Uma das maiores queixas das mulheres cis em relação a própria sexualidade, principalmente nos casos de mulheres que estão em relacionamentos longos, é a falta de libido. Como eu já citei alguns textos atrás, a nossa libido é multifatorial. Vários podem ser os gatilhos para aumentar, ou diminuir, o nosso desejo sexual. Alguns fatores são em níveis coletivos, como a opressão sexual feminina ou o empoderamento social da sexualidade da mulher. Já outros são em níveis mais individuais, como estresse, saúde mental, questões hormonais, nível de autoconhecimento e etc. A libido é uma pulsão de vida, então tudo que pode interferir na sua pulsão de viver, pode interferir na sua libido.

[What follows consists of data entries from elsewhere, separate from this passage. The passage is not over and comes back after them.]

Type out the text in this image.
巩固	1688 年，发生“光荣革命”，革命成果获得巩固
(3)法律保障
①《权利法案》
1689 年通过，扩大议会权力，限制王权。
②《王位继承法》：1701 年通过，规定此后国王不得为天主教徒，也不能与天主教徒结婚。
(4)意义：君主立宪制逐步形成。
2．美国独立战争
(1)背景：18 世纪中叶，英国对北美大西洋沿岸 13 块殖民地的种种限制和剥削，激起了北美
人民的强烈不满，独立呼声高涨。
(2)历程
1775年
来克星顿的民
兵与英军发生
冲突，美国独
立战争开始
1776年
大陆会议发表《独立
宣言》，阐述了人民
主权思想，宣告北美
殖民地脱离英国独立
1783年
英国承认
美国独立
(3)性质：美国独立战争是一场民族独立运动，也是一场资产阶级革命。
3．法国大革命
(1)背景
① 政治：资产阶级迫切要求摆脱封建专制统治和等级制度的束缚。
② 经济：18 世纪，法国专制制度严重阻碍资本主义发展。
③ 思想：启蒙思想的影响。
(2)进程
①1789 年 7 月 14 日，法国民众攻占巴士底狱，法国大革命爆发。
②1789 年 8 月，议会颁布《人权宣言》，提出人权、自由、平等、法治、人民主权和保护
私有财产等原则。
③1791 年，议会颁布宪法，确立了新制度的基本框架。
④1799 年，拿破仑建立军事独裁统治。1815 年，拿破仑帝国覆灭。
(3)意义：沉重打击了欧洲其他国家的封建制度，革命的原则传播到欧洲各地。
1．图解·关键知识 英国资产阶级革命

Em função do machismo estrutural da nossa socidade patriarcal, nós, mulheres cis, temos muita dificuldade em nos percebermos como seres desejantes. Fomos condicionadas a nos exergarmos como o objeto desejado e por esse motivo muitas mulheres cis quando chegam com a queixa de que não se sentem satisfeitas com a frequência sexual dentro dos seus relacionamentos, uma das primeiras frases que é dita é: – é muito ruim não me sentir desejada! Sendo que pouca, ou nenhuma, frequência sexual dentro de um relacionamento pode afetar diretamente o quanto de prazer essa mulher sente, pode afetar o nível de intimidade que ela tem com seu parceire, entre outras coisas. É muito sintomático de uma sociedade em que a mulher não é vista como ser desejante que uma mulher sinta um incomodo maior ao não se sentir desejada do que ao não estar sentindo prazer. Porém, graças ao movimento em prol da libertação sexual da mulher, ao aumento das pautas sobre sexualidade na sociedade e ao estímulo ao autoconhecimento sexual, muitas mulheres têm se atentado à sua própria libido e buscado autonomia em relação ao seu prazer.
Até os anos 2000 acreditava-se que até 50% das mulheres cis sofriam algum tipo de distúrbio da libido e os estudos sobre sexualidade humana da época confirmavam isso. Muito do que sabia-se sobre desejo foi baseado num padrão de excitação cis masculino, ou seja, boa parte da ciência do sexo, até recentemente, era extremamente machista. Porém atualmente os estudos refutam essa ideia e também o estigma sexual da frigidez feminina. Nas últimas décadas, a concepção de como funciona o ciclo de prazer foi modificada pela medicina sexual. Antes, prevalecia a ideia de que esse sistema seguia a ordem linear: desejo, excitação, orgasmo e resolução. Atualmente, leva-se em conta um modelo circular, em que o desejo pode ser responsivo, ou seja, mesmo não existindo uma vontade inicial, um desejo espontâneo, é possível provocá-lo e estimulá-lo durante a experiência sexual enquanto ela já está acontecendo (como experiência sexual eu incluo beijos mais quentes, carícias, toques e beijos pelo corpo e etc. Pois eu, particularmente, considero tudo isso como parte da experiência sexual e não acredito no conceito de preliminares).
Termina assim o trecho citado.